Yeri ve göğü insana musahhar kılan Yüce Allah, faydalanması için de bir ölçü koymuştur. (Rahman/7) Dünya hayatında mali sınavda, şükredenlerle isyan edenler arasındaki fark, bir ölçü farkıdır. Temvil/mal edinmede ölçülü olmak, insanı diğer canlı varlıklardan ayıran özelliklerden biridir. Bu ölçüler içinde kişinin bulunduğu tercihle ya Yüce Allah’ı ve O’nun dinini, yahut da şeytan ve dostlarının yolunu tercih eder. Kendilerini yaratan ve rızıklandıranı bırakıp, muhtaç varlıkları Allah’a karşı tercih etmek, tercihlerin en kötüsüdür. Bununla kadir olan Yüce Allah’ın onlara indirdiği hayat nizamını bırakıp, Sosyalist veya Kapitalist sistemin mali sistemini tercih etmek de işte böyle bir tercihtir.

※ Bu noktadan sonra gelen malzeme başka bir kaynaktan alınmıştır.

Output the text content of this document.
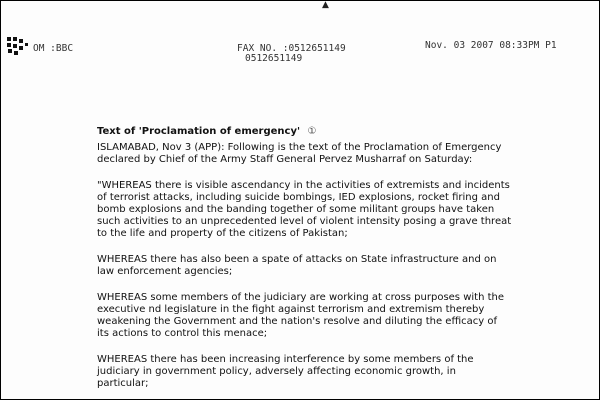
OM :BBC	FAX NO. :0512651149	Nov. 03 2007 08:33PM P1
0512651149
▲
Text of 'Proclamation of emergency' ①

ISLAMABAD, Nov 3 (APP): Following is the text of the Proclamation of Emergency
declared by Chief of the Army Staff General Pervez Musharraf on Saturday:

"WHEREAS there is visible ascendancy in the activities of extremists and incidents
of terrorist attacks, including suicide bombings, IED explosions, rocket firing and
bomb explosions and the banding together of some militant groups have taken
such activities to an unprecedented level of violent intensity posing a grave threat
to the life and property of the citizens of Pakistan;

WHEREAS there has also been a spate of attacks on State infrastructure and on
law enforcement agencies;

WHEREAS some members of the judiciary are working at cross purposes with the
executive nd legislature in the fight against terrorism and extremism thereby
weakening the Government and the nation's resolve and diluting the efficacy of
its actions to control this menace;

WHEREAS there has been increasing interference by some members of the
judiciary in government policy, adversely affecting economic growth, in
particular;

Bununla büyük bir zulüm işlemiş oluyorlar. Onun için Yüce Allah, Kur’an-ı Kerim’de onların bu değiştirmelerinin bir zulüm (Kehf/50) olduğunu beyan etmektedir.
Yüce Kur’an hayatın her alanında olduğu gibi, dünyaya mali bir sistem getirmiştir. Bu ilahi sistemin temel yasalarında malın, kazanma ve sarf etme yollarının kontrollü olmasıdır. Kazanma esnasında kendi kazanç yollarını toplumun menfaatiyle barışık, dayanışma ve yardımlaşma (Maide/2) içerikli olmasını şart koşar. Burada İslam iktisadının insana kazandırdığı bir mali ruh vardır. Bu ruhla oluşturulan bir mali tasavvur kişinin benliğini toplumun ali menfaatiyle derc eder. Bu ilahi temvil sisteminde “ben’in biz’de” kaybolduğu bir ruhi tekamül söz konusu. Maide/2’de “birr” ya da “ihsan” kelimesi yerine “teavun” kelimesinin tercih edilmesi muhteşem olmuştur.
Çünkü, teavünde, mali desteğin yanında yardımcı olma, hizmet etme ve koruma manaları (Lisanul- Arabi) da barınmaktadır. Verenin, verdiği desteğinde alana bir hizmet etme tasavvuru barındırmaktadır. Bu yönüyle oluşturulan bir yardımlaşmada, verenin alan üzerinde bir üstünlük tekebbürünün izine dahi rastlanılmaz. Bil’akis, imanın yüklediği bir hizmetçi tasavvuru barındırır. İmandan başka hiçbir ideolojik temayül bunu oluşturamaz.
İslami temvilde temel ilke şudur; ne sımsıkı mala yapışıp çakılmaya ne de kendini perişan edecek şekilde saçıp savurmaya yer verilmeyen bir ilahi sistem söz konusudur. (Furkan/67) ayetinde, kelimenin ölçü manasına olan “vezn” yerine “kıvam” mefhumunun seçilmesi manidardır. Çünkü, kıvam kelimesinin kavim, kıyam ve kaim kelimeleriyle kök harfleri aynıdır. Yani “kıvam” da toplumsal yapının ayakta kalması için yapılan bir ihya ve diriliş ruhunu içerir.
Biz, Aksa Tufanında bunu net bir şekilde görüyoruz. Gazze’ye yapılan yardımlarla ümmetin ihyası ve Müslümanların dirilişi söz konusudur. Bir toplum sınırsız bir mali iştaha başvuran bir toplum helak olur. Aynı zamanda, saçıp savurduğu zamanda da o toplum yok olur. İşte bu manada toplumsal helakı önleyici en muhteşem tedbir “kıvam” tedbiridir. Harcama ve biriktirmede temel kavramımız ve ölçümüz “kıvam” olmalıdır.
Kısaca, temvilde kıvamı bırakanın kıyamda kalması mümkün değildir. Temvil bağlamında kıvam’da (Furkan/67) olan ancak kıyam’da kalabilir.